Ocupação de escritórios no Porto aumentou 38% no semestre

  • Lusa
  • 6 Agosto 2020

Volume de ocupação de escritórios na Invicta aumentou 38% no primeiro semestre do ano, sendo que dois terços dos negócios envolveram empresas multinacionais.

O volume de ocupação de escritórios no Porto, no primeiro semestre de 2020, aumentou 38% e dois terços dos negócios envolveram empresas multinacionais, avançou esta quinta-feira a Câmara Municipal do Porto, citando dados do relatório elaborado pela consultora imobiliária Predibisa.

Numa publicação no seu site, a Câmara Municipal do Porto salienta que “nem a pandemia travou a dinâmica empresarial e económica do Porto”, com o volume de ocupação nos primeiros seis meses do ano a aumentar 38%, face a 2019.

“O mercado de escritórios no Grande Porto registou um aumento de 38% no volume de ocupação, para um total de 28.281 metros quadrados de escritórios preenchidos”, refere a autarquia, citando dados do relatório OnOffice.

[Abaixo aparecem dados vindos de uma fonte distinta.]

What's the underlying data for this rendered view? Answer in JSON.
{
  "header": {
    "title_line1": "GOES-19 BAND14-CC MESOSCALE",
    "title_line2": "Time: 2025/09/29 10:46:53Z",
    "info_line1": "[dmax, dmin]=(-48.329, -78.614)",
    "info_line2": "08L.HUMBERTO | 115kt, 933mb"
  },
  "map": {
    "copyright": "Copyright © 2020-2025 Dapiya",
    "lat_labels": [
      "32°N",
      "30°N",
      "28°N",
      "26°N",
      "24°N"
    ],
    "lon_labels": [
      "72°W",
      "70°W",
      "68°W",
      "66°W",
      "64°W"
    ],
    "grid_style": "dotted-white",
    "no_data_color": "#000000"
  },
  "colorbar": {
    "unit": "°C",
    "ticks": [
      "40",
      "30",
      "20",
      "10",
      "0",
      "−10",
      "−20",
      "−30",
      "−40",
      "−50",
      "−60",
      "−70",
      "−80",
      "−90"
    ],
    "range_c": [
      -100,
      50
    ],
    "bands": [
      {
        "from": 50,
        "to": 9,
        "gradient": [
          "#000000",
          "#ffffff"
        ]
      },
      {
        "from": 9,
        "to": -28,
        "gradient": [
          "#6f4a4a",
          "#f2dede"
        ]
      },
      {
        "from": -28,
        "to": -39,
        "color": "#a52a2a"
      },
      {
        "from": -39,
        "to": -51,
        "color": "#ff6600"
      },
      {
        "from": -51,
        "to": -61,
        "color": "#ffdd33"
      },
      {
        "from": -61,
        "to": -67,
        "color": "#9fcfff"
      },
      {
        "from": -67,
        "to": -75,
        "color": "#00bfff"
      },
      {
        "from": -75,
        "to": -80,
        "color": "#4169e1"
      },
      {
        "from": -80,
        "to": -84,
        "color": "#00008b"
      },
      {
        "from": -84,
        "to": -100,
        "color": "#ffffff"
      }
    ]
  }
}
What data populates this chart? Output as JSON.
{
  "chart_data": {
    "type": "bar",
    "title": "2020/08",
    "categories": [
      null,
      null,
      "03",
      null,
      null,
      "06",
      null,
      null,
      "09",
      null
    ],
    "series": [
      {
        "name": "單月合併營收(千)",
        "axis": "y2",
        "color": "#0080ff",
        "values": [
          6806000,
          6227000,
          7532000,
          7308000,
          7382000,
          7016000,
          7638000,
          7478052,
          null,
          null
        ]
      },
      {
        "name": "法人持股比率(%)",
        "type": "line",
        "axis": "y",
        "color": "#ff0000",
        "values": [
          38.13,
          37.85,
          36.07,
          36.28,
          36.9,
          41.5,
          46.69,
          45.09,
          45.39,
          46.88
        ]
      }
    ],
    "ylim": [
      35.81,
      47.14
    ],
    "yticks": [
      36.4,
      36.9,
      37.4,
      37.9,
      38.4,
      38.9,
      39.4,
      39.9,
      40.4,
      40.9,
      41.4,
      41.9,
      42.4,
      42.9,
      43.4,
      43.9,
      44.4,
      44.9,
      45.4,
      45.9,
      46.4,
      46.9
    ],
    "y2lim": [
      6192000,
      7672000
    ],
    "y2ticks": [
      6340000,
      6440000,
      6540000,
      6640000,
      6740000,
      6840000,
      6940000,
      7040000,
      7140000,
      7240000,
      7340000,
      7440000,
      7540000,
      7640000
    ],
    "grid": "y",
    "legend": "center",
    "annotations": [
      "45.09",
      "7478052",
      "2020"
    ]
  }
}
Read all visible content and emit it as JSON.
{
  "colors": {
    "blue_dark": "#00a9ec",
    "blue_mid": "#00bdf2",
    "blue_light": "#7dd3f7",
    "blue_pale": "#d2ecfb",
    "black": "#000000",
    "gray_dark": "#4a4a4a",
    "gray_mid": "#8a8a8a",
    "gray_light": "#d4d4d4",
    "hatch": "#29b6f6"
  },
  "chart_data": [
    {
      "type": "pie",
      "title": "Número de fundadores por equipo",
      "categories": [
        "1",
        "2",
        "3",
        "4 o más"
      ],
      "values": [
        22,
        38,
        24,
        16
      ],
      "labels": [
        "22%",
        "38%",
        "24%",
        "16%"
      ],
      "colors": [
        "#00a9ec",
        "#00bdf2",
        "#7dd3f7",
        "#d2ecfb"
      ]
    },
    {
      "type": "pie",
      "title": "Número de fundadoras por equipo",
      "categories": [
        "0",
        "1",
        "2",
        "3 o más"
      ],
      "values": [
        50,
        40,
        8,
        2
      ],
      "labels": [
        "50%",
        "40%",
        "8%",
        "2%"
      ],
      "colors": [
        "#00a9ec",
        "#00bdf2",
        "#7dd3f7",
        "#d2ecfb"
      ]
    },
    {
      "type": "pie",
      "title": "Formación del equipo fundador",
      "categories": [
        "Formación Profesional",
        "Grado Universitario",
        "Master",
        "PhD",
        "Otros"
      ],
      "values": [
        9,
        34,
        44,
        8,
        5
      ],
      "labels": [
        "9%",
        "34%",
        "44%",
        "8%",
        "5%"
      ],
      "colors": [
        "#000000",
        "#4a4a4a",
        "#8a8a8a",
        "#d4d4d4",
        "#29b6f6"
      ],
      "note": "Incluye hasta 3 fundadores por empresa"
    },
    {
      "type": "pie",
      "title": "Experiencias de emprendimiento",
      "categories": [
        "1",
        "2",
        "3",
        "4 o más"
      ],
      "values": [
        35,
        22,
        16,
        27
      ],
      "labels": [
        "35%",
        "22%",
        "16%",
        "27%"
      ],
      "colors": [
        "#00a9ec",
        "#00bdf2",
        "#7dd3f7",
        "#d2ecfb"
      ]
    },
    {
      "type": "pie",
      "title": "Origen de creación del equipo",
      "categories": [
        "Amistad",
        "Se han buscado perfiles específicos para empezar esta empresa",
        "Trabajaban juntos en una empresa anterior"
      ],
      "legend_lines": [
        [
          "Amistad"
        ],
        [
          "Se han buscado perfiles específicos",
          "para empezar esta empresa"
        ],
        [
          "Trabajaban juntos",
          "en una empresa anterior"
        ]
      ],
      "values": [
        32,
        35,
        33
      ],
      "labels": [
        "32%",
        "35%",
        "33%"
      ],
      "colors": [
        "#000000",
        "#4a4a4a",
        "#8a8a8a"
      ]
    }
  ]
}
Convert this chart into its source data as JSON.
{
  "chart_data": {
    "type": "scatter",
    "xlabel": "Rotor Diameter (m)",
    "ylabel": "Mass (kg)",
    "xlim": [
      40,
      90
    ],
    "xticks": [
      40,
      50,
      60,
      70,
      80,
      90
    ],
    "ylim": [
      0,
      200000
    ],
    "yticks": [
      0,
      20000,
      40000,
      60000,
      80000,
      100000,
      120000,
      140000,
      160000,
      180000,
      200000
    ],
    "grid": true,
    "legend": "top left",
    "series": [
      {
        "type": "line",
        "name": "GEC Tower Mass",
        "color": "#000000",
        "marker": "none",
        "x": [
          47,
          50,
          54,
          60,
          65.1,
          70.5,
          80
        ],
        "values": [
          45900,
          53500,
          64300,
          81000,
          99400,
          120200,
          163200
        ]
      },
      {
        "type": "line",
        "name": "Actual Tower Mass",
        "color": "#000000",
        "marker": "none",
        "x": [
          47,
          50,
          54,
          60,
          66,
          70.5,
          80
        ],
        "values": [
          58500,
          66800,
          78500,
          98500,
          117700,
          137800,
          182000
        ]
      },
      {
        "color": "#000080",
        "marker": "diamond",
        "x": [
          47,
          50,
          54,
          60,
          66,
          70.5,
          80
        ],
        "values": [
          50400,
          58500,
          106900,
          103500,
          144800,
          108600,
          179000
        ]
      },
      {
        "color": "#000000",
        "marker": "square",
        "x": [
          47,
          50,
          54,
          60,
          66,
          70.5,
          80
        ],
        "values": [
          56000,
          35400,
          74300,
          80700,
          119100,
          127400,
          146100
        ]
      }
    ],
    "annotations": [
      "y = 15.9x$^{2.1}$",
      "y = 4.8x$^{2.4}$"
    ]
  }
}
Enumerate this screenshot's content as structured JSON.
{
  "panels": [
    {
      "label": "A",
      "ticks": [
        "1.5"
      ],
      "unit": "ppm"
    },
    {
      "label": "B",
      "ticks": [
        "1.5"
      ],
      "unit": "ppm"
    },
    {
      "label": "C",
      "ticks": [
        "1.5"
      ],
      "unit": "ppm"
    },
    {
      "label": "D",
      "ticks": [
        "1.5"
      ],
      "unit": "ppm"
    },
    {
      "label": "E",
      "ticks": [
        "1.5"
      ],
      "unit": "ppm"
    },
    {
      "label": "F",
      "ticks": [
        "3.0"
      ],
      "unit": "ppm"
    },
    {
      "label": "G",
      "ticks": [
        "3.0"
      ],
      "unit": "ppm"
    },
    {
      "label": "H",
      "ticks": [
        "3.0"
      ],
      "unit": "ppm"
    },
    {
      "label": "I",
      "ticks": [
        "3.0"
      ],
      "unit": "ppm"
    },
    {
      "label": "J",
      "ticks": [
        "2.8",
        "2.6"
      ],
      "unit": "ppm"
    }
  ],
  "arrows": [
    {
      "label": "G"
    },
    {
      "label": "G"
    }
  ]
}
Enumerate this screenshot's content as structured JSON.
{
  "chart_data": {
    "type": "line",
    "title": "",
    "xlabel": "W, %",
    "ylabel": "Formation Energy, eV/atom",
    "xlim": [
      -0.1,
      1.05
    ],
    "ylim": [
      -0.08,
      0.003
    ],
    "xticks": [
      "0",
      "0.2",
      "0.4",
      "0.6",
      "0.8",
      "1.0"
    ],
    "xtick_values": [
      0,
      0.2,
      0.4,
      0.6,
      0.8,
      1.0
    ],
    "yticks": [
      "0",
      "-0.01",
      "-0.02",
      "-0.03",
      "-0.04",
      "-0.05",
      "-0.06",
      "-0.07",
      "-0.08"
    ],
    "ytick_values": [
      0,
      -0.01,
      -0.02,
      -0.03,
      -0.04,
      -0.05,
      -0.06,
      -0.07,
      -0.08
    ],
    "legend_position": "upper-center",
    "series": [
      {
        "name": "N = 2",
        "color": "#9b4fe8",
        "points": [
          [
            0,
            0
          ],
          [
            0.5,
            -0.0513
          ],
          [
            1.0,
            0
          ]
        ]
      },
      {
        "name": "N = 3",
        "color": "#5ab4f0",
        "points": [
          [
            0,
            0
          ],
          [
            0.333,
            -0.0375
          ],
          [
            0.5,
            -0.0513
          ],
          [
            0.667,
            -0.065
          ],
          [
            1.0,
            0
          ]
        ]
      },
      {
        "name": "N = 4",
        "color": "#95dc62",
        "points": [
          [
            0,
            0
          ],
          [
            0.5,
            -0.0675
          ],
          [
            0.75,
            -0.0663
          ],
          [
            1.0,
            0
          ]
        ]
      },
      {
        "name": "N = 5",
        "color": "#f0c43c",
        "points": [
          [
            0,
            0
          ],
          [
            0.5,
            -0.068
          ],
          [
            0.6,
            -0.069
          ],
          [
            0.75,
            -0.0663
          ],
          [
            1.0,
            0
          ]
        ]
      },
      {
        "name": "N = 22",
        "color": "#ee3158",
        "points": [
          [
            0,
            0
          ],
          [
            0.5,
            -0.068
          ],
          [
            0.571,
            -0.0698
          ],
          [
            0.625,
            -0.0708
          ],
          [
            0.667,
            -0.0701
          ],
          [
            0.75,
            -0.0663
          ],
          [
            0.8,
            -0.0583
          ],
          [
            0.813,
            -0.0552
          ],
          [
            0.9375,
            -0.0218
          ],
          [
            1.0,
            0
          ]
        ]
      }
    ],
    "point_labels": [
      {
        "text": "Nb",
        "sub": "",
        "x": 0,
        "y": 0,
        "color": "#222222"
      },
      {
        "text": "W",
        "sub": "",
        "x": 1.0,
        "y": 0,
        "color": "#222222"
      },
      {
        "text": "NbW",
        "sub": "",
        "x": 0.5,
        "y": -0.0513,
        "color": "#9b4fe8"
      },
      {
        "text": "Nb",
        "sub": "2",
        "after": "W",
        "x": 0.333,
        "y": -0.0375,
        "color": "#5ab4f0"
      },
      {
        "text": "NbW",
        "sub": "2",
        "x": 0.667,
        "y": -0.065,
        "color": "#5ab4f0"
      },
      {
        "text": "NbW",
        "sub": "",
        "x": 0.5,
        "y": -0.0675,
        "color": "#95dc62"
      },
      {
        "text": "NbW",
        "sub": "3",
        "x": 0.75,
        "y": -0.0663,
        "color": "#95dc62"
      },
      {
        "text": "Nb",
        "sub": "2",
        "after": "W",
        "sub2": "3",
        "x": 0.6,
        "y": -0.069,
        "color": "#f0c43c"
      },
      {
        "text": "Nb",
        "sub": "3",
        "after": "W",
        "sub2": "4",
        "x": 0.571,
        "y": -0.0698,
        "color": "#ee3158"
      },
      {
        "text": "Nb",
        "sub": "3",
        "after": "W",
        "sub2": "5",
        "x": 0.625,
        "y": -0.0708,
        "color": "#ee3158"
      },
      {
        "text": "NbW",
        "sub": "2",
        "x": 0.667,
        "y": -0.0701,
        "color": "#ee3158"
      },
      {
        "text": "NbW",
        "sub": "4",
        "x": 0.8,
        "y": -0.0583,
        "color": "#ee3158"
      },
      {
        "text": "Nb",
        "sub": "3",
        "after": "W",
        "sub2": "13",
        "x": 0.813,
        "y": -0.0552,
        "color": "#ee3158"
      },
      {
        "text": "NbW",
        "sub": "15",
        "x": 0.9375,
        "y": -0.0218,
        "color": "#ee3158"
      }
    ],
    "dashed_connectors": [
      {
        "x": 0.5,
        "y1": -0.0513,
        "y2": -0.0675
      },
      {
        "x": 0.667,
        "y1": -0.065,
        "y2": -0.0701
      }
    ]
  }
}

Segundo a autarquia, o relatório indica também que dois terços das transações “fechadas até junho” envolveram empresas multinacionais, das quais, 38% representam a instalação de novas empresas na região “o que serve para confirmar a crescer atratividade do Porto na área empresarial a nível internacional”.

Paralelamente, os dados indicam que durante o primeiro semestre do ano, 50% da ocupação de escritórios no Porto foi “motivado pela expansão de área das empresas”, sendo que a cidade “absorveu 65% da área colocada”.

Para a autarquia, os resultados do relatório “vem corroborar as conclusões” de um estudo já desenvolvido pelo município, através do gabinete InvestPorto, que concluía que, apesar do impacto da pandemia, a maioria das empresas “encara o futuro de forma positiva” e tenciona “continuar a recrutar novos colaboradores”.

Citada na publicação, Graça Ribeiro da Cunha, responsável da Predibisa para a área de escritórios, afirma que a “boa performance” nos primeiros seis meses do ano “deve-se à conclusão de negócios que já se tinham iniciado no ano anterior”.

A câmara do Porto acrescenta ainda que a criação de condições para atrair empresas e investimento é uma “das linhas orientadoras” do próximo Plano Diretor Municipal.